Revista Perspectiva | 14 marzo 2025.

La hegemonía imposible  

    25/01/2021.

    Santiago Alba Rico

    Escritor, ensayista y filósofo

    El máximo triunfo de la publicidad es el de forjar un eslogan que la mayor parte de los hablantes incorporen, a modo de coletilla o apotegma, al habla cotidiana común. Al publicitario, en todo caso, le interesa mantener siempre viva la conexión entre la frase y el producto que quiere promocionar. Si trasladamos este ejemplo a la política, podemos decir que fue Antonio Gramsci el que comprendió mejor y analizó en profundidad la construcción de comunidades simbólicas como condición de la hegemonía política. Gramsci, que no conocía al filósofo Wittgenstein, mantuvo sin embargo un diálogo con él a través de su amigo Piero Srafa, el famoso economista afincado en Londres. Gramsci y Wittgenstein compartían el interés por los “usos del lenguaje” y las -digamos- metástasis del “habla común”. En una carta dirigida desde la cárcel a su cuñada Tania, pero cuyo destinatario era Srafa (e indirectamente el propio Wittgenstein), Gramsci se ocupa del gran éxito “popular” de Benedetto Croce (1866-1952), el gran pensador hegeliano que marcó la vida cultural italiana durante sesenta años. “La gran cualidad de Croce”, dice Gramsci, “ha sido siempre ésta de hacer circular de modo no pedante su concepción del mundo en toda una serie de escritos en los cuales la filosofía se presenta inmediatamente y es absorbida como buen juicio y sentido común”. De este modo, añade, las respuestas de Croce a algunas de las cuestiones nucleares de la opinión pública acaban por difundirse, de manera casi sanguínea, a través de frases cotidianas y ocurrencias de salón, penetran en los periódicos y en los bares y fabrican “una enorme cantidad de croceanos que no saben que lo son y que quizás ni siquiera saben que Croce existe”.
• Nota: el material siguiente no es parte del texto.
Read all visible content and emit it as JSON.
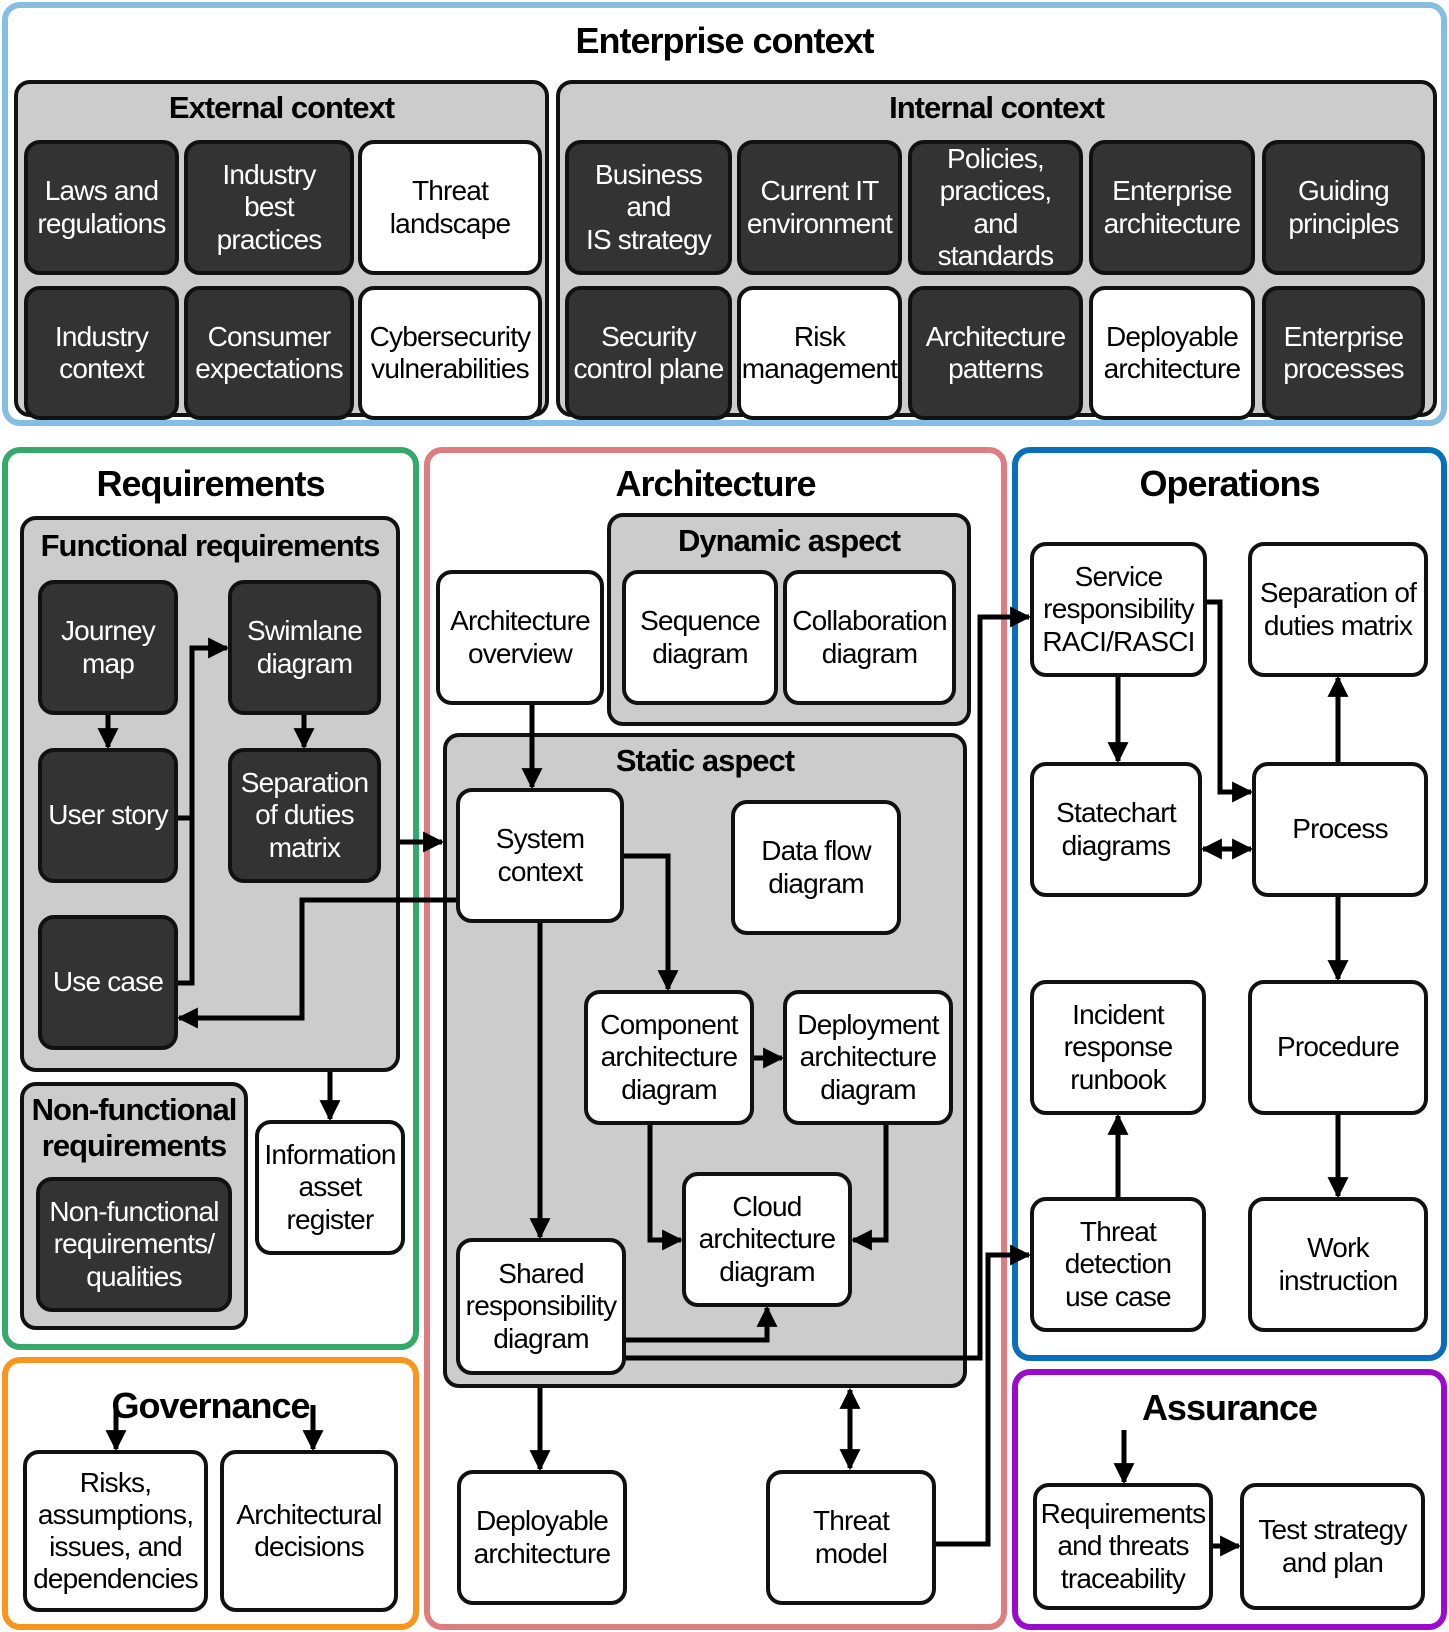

    En su sentido más exacto y banal, esto es la “hegemonía”: la fecundación prolífica en el sentido común general de una visión del mundo cuya fuente -como en el caso de Croce y al contrario que en la publicidad- se ha perdido. Sólo cuando cada sujeto -y casi todos los sujetos- repite como propia una opinión manufacturada en otra parte, puede decirse que esa opinión deviene “hegemónica”. Esta epidemia o episemia -el contagio de significados compartidos- es un fenómeno lingüístico banal y universal que debería interesar sobre todo a los filólogos. Si preocupa a los políticos -a los que hacen la política y a los que la sufren- es porque a través del “habla común” se construye “el sentido común” y, por lo tanto, “el mundo común”. La cuestión, en consecuencia, no es la de saber si podemos sustraernos a la epidemia del sentido común -incluso para combatirlo o disputarlo hay que sucumbir a él- sino la de quién lo construye en cada época.

    El ejemplo analizado por Gramsci en los años treinta del siglo pasado nos habla de sociedades ya desaparecidas en las que esa hegemonía se construía desde el ámbito intelectual y mediante una esfera pública más o menos homogénea. La construían filósofos, intelectuales, periodistas, a través de cauces comunicativos provistos de autoridad y en una sola dirección: ciertos nombres prestigiosos, pues, y ciertas cabeceras de periódicos. La presión del mercado, tras la Segunda Guerra Mundial, y las sucesivas revoluciones tecnológicas en el seno del capitalismo han hecho estallar las matrices mismas de la circulación hegemónica. Por una parte, es evidente, ya no son los intelectuales los que construyen los discursos sino vástagos puros del mercado capitalista: personajes famosos que han construido su fama, de manera autorreferencial, a través de la visibilidad misma. Por otra parte, esa visibilidad se genera casi siempre en el bullicio fragmentario de las redes, en nichos efervescentes separados que ningún parentesco discursivo puede conectar. El habla común ya no repite sin saber frases que Croce formuló en un periódico prestigioso; repite a sabiendas ocurrencias de un youtuber que tiene millones de seguidores, pero que se dirige solo a ellos. En definitiva, la dificultad para hacer hoy política tiene que ver con esta doble presión -el mercado y la tecnología- que ha banalizado las matrices discursivas y fragmentado la recepción, impidiendo la disputa del “sentido común”, reemplazado ahora, del modo más inquietantemente natural, por post-verdades, hechos alternativos y negacionismos medievales.